Google's potential move to charge for AI-powered search highlights the urgent need for businesses to adapt their models amidst rapid technological disruption and rising compute costs.

Joost de Jonge

Joost de Jonge

3 min read
The disrupter disrupted? Google may charge for AI search

Reports this week suggest that Google is considering charging fees for new “premium” search features powered by AI models. This is big for several reasons; firstly it would represent a major strategic shift for Google, as it would be the first time the tech giant has placed core components of its suite behind a paywall. Yet even more significantly the move underscores Google’s ongoing challenges in adapting to the ‘AI-age’ it invented and dealing with disruption to its primary advertising based revenue model. When you serve up 8.5bn searches a day, AI compute is still relatively expensive.

Essentially, AI is starting to disrupt business models in all kinds of ways, regardless of industry and size. In Google’s case, LLMs are providing more natural and conversational access to information, reducing the need for users to navigate through websites and be exposed to advertising. And it certainly does not help if direct competition is providing it for free, with Microsoft Copilot and its OpenAI model access (both now thinking of co-building the mother-of-all-datacentres in the desert). Plus new entrants such as Perplexity.ai are unbundling search with more advanced AI features.

The time required for new technologies to commoditise and disrupt is being compressed to the extreme. Where it took the automobile more than half a century, PCs about two decades, it took LLMs just a few years to become widely available. And as Joel highlights, compute growth is accelerating this process. You can figure out the trendline…

The company that invented LLMs is now facing an existential crisis brought about by LLMs. The new wave of AI (the transformer model) was born of Google’s diverse research community (and so the story goes: a serendipitous corridor conversation). But then Google lost focus and the brains behind it departed for new start-ups, allowing others (including OpenAI) to double down and overtake.
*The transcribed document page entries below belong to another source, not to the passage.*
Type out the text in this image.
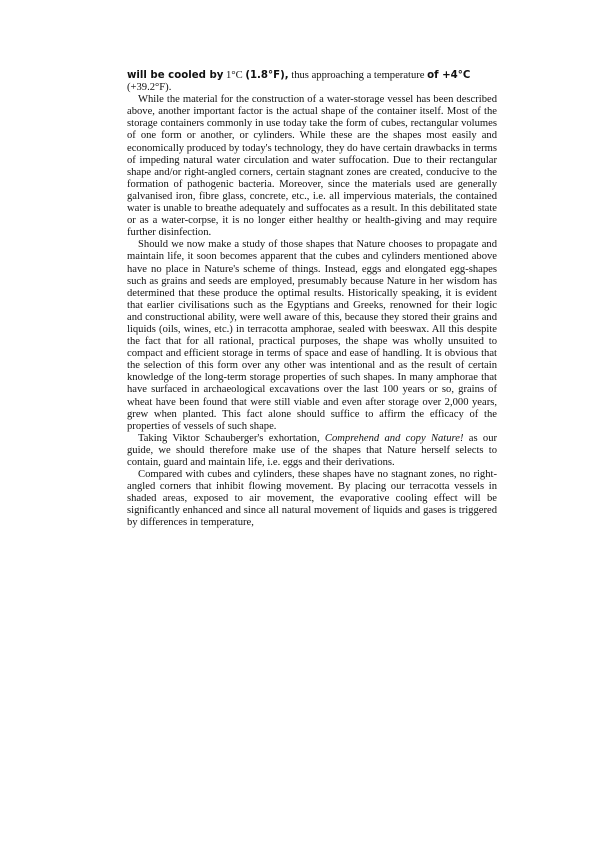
will be cooled by 1°C (1.8°F), thus approaching a temperature of +4°C

(+39.2°F).

While the material for the construction of a water-storage vessel has been described above, another important factor is the actual shape of the container itself. Most of the storage containers commonly in use today take the form of cubes, rectangular volumes of one form or another, or cylinders. While these are the shapes most easily and economically produced by today's technology, they do have certain drawbacks in terms of impeding natural water circulation and water suffocation. Due to their rectangular shape and/or right-angled corners, certain stagnant zones are created, conducive to the formation of pathogenic bacteria. Moreover, since the materials used are generally galvanised iron, fibre glass, concrete, etc., i.e. all impervious materials, the contained water is unable to breathe adequately and suffocates as a result. In this debilitated state or as a water-corpse, it is no longer either healthy or health-giving and may require further disinfection.

Should we now make a study of those shapes that Nature chooses to propagate and maintain life, it soon becomes apparent that the cubes and cylinders mentioned above have no place in Nature's scheme of things. Instead, eggs and elongated egg-shapes such as grains and seeds are employed, presumably because Nature in her wisdom has determined that these produce the optimal results. Historically speaking, it is evident that earlier civilisations such as the Egyptians and Greeks, renowned for their logic and constructional ability, were well aware of this, because they stored their grains and liquids (oils, wines, etc.) in terracotta amphorae, sealed with beeswax. All this despite the fact that for all rational, practical purposes, the shape was wholly unsuited to compact and efficient storage in terms of space and ease of handling. It is obvious that the selection of this form over any other was intentional and as the result of certain knowledge of the long-term storage properties of such shapes. In many amphorae that have surfaced in archaeological excavations over the last 100 years or so, grains of wheat have been found that were still viable and even after storage over 2,000 years, grew when planted. This fact alone should suffice to affirm the efficacy of the properties of vessels of such shape.

Taking Viktor Schauberger's exhortation, Comprehend and copy Nature! as our guide, we should therefore make use of the shapes that Nature herself selects to contain, guard and maintain life, i.e. eggs and their derivations.

Compared with cubes and cylinders, these shapes have no stagnant zones, no right-angled corners that inhibit flowing movement. By placing our terracotta vessels in shaded areas, exposed to air movement, the evaporative cooling effect will be significantly enhanced and since all natural movement of liquids and gases is triggered by differences in temperature,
So speed will be everything. Focused fast-movers can snatch the chance to monetise early but only for a short(er) period. This will make the ability to flex (scale up, down, and pivot) a true competitive advantage, with ability to experiment, act fast and build strong partnerships (with sources of ‘AI alpha’) lifesavers. On the flipside, there will come a point when it’s simply too late for companies to adequately respond and adapt.

So what can we learn from this? The new normal is already here. Organisations can no longer afford to take a passive approach to AI. Proactively looking for commercial opportunities and vulnerabilities, understanding how to sustainably integrate AI into your core business model, and finding areas for exponential, continuous improvements.… all top priorities. In this era of relentless disruption, the choice is stark: be the disruptor or be disrupted. Not sure if there will be much in between.

Takeaways: To see the future of AI search make sure you try Perplexity.ai, Exa.ai and you.com.